The story of gold in Lebanon is one tainted with war, bloodshed and massive population exodus. According to Boghos Kurdian, president of the Lebanese Syndicate of Goldsmiths and Jewelers, jewelry production was historically limited to traditional pieces in gold, including bracelets, necklaces and earrings. During the First World War, the systematic deportation and annihilation of Armenians by the Ottoman Empire forced the population away from its hometowns and into Syria and Lebanon. Many Armenians, known to be skilled craftsmen, chose Lebanon as their new home and introduced the art of jewelry, altering the face of local production. “The metamorphosis of the jewelry industry was nonetheless gradual and witnessed another phase in its evolution after the 1950s,” added Kurdian. “The Syrian state nationalization [in the 1860s] of all industries forced Syrian jewelers to immigrate to Lebanon and today many families dominating the sector share Syrian roots,” said the head of the syndicate.
Before the civil war, Lebanese jewelry was as its height. “Jewelry was distributed from Lebanon to the region, as well as to Africa. It was an international scene for the gold trade, one comparable to Dubai today,” underlined Berge Arabian, member of the Swiss Business Council – Lebanon. The price of gold traded in Beirut reflected on international markets, with the Lebanese capital often receiving plane-loads of gold from Soviet Russia, added Arabian.
The jeweler explained that Lebanon had more recently established close ties with Switzerland, which bought Lebanese finished products as well as scrap precious metal. However, with the beginning of the civil war, commercial relations ebbed as chaos took over the streets of Beirut.
“Today, Lebanon still exports scrap gold to Switzerland. Usually scrap gold is exported and exchanged against gold ingots, against a premium fee for processing,” pointed out Kurdian.
According to Mohamed Chamsedine from the research house Informational International, Lebanese exports to Switzerland accounted for $187.3 million in 2004, $125 million in 2005 and $451 million in 2006, though in the last two years figures have been decreasing: to $308 million in 2007 and $264.6 million in the first eight months of 2008. Kurdian believes, however, that the export jewelry figure to Switzerland is actually higher as many Lebanese jewelers fail to disclose the real value of items exported. “Jewelers are neither compelled to register with the chamber of commerce or required to present a certificate of origin, a process which previously provided us with more accurate estimates in terms of the value of goods exported,” Kurdian said.
He also signaled that Lebanon had been witnessing of late an increase in export levels, in terms of finished jewelry items. “Lebanon is not only exporting scrap gold anymore but fine jewelry pieces as well,” he added.
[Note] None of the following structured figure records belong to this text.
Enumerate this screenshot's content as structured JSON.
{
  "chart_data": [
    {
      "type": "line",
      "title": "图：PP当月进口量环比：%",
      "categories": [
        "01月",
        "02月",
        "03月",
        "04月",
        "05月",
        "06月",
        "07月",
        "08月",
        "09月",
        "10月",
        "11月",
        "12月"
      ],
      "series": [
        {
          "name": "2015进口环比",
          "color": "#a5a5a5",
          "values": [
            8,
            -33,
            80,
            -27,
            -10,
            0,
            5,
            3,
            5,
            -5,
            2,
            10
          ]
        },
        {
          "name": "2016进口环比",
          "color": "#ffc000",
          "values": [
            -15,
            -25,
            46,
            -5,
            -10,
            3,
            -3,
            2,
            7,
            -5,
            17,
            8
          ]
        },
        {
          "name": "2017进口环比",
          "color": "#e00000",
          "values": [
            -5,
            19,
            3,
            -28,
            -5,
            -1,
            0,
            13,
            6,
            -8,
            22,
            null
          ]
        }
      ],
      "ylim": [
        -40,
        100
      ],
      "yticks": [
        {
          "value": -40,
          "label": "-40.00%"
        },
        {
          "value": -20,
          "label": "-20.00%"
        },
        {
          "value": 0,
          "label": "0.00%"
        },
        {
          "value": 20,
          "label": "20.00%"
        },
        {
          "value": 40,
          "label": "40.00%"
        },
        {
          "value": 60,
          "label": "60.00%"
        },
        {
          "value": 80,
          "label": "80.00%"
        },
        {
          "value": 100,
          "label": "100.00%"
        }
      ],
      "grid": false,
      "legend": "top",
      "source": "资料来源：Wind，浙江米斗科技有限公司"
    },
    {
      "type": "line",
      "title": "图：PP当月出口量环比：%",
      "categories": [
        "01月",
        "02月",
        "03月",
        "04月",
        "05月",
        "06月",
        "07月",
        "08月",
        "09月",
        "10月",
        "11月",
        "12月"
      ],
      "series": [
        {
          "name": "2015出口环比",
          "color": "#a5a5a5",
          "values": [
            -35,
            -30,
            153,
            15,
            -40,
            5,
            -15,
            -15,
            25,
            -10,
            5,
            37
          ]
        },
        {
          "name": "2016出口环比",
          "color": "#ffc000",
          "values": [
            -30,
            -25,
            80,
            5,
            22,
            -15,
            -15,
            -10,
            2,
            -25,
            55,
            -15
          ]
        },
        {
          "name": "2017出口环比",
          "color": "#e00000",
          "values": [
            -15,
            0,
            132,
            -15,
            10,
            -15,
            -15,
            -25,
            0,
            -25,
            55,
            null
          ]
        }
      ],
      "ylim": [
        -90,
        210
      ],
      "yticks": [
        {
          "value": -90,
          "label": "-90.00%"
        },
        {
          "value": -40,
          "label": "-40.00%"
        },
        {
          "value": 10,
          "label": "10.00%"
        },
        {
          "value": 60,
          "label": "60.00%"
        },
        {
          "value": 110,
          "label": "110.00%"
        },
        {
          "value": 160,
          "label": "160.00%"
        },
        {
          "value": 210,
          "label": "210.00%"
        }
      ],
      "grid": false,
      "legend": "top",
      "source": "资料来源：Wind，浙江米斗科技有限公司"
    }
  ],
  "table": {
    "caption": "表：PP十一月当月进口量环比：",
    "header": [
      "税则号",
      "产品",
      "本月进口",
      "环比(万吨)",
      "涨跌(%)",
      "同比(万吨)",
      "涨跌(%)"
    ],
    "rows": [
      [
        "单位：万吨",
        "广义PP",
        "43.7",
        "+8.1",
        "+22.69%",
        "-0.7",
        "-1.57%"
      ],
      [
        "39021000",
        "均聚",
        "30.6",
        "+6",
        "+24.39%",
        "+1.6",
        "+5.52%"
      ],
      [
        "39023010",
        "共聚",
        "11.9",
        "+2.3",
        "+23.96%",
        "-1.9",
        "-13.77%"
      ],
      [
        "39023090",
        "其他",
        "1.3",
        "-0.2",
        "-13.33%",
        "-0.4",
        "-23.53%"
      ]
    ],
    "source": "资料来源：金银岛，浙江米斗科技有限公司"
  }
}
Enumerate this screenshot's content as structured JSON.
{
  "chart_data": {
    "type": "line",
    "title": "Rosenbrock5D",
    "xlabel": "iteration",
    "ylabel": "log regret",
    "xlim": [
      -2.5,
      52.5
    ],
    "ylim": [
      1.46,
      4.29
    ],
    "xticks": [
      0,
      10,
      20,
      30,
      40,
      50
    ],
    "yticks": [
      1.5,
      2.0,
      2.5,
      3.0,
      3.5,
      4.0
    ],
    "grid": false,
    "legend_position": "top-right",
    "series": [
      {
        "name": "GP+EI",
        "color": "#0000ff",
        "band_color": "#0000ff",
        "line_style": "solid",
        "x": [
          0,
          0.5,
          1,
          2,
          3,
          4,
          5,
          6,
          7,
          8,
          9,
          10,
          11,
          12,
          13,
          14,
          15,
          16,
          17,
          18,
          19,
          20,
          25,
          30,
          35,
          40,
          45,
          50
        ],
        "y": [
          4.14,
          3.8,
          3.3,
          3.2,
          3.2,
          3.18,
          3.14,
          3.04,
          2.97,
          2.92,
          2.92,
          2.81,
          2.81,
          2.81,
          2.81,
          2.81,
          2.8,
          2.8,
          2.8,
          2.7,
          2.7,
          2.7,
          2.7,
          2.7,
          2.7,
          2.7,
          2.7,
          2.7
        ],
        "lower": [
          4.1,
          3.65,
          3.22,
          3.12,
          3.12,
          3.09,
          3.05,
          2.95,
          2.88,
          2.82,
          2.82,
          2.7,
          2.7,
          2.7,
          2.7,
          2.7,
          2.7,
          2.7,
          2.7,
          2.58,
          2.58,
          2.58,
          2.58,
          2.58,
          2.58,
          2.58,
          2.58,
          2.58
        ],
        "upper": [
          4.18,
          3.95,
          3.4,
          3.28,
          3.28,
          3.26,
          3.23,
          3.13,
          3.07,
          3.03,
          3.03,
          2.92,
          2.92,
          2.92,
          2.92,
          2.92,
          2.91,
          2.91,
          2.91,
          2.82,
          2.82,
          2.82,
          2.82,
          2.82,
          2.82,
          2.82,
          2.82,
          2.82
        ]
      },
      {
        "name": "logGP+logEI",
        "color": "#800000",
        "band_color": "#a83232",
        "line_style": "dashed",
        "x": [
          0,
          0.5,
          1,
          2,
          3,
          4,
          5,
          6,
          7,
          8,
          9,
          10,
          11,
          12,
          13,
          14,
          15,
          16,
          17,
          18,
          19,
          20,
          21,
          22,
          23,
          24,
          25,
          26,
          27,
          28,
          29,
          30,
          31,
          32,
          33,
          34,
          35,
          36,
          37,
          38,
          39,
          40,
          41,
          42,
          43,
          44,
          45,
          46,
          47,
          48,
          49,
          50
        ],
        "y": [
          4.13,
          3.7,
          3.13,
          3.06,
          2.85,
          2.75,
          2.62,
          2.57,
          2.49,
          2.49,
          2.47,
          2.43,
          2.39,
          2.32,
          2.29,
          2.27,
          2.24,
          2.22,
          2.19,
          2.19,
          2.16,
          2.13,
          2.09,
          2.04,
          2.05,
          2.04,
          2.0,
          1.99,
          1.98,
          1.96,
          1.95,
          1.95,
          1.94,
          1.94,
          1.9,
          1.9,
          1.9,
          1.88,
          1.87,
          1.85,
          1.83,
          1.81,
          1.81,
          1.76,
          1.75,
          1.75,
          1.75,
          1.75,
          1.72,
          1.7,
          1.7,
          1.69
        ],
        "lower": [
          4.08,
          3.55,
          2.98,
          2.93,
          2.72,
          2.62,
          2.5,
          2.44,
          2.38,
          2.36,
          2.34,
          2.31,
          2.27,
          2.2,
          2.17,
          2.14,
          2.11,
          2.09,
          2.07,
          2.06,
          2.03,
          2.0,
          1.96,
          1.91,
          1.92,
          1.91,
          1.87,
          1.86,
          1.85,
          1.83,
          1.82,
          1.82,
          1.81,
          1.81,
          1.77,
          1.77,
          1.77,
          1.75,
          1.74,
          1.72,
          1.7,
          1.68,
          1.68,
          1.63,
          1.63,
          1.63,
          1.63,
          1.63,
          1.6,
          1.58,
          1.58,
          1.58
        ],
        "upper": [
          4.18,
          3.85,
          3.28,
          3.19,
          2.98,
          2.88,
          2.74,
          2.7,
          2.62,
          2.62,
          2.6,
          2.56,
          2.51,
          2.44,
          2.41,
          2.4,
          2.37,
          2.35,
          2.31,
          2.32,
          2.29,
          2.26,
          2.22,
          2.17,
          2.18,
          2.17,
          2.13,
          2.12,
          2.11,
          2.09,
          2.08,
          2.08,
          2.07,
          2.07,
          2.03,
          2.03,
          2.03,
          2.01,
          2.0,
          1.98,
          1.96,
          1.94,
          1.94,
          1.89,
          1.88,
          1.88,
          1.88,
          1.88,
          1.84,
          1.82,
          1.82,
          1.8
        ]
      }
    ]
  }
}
Swiss- Lebanese relations have been sewn over the years by prominent Lebanese jewelers who have set up shop in Geneva, Europe’s luxury hub. Names such as Mouawad, De Grisogono and Chatila adorn luxury boutiques of the Helvetic capital, whether at the Noga Hilton on the posh Quai du Mont Blanc or the elegant Rue du Rhône.
“Today, exports to Switzerland of jewelry pieces are constituted mostly of private exports by Lebanese boutique owners located in Geneva, with a small percentage going to international buyers as well as special orders,” explained Kurdian. In terms of items sold to Switzerland, the head of the syndicate insists that no regular gold items are exported but mostly large parures or jewelry sets decked with diamonds or precious stones, often worth hundreds of thousands of dollars. “Saudi nationals owning stores in Geneva are among some of the international clients of Lebanese artisans,” underlines Kurdian. Other items, such as watches, are re-exported to Switzerland after they have been set with diamonds and precious stones in Lebanon.
Land of the craftsman
“The quality of craftsmanship in the Land of the Cedars is unbeatable when it comes to price quality ratio and Lebanese artisans are sought after for their talent in stone setting,” said Kurdian. “Although they might be more expensive than Thai or Chinese craftsmen, they tend to produce items of superior quality, while being still more affordable then European artisans.” He added that the tight quality control imposed by Switzerland on imported products has allowed the Swiss industry to preserve its reputation and standards as well as forced Lebanese producers to improve their designs. Swiss demand for jewelry also differs from other countries in the region as it has witnessed a growing interest in diamonds and platinum.
Potential problems for the jewelry industry in Lebanon come principally from the new Asian competition. “Some Lebanese jewelers have established factories in Thailand and taught artisans the trade. Today, these new craftsman are sought after by the West. However, one main forte for Lebanese jewelers is their talent for design innovation, which can’t be matched by Asian artisans,” concluded Kurdian.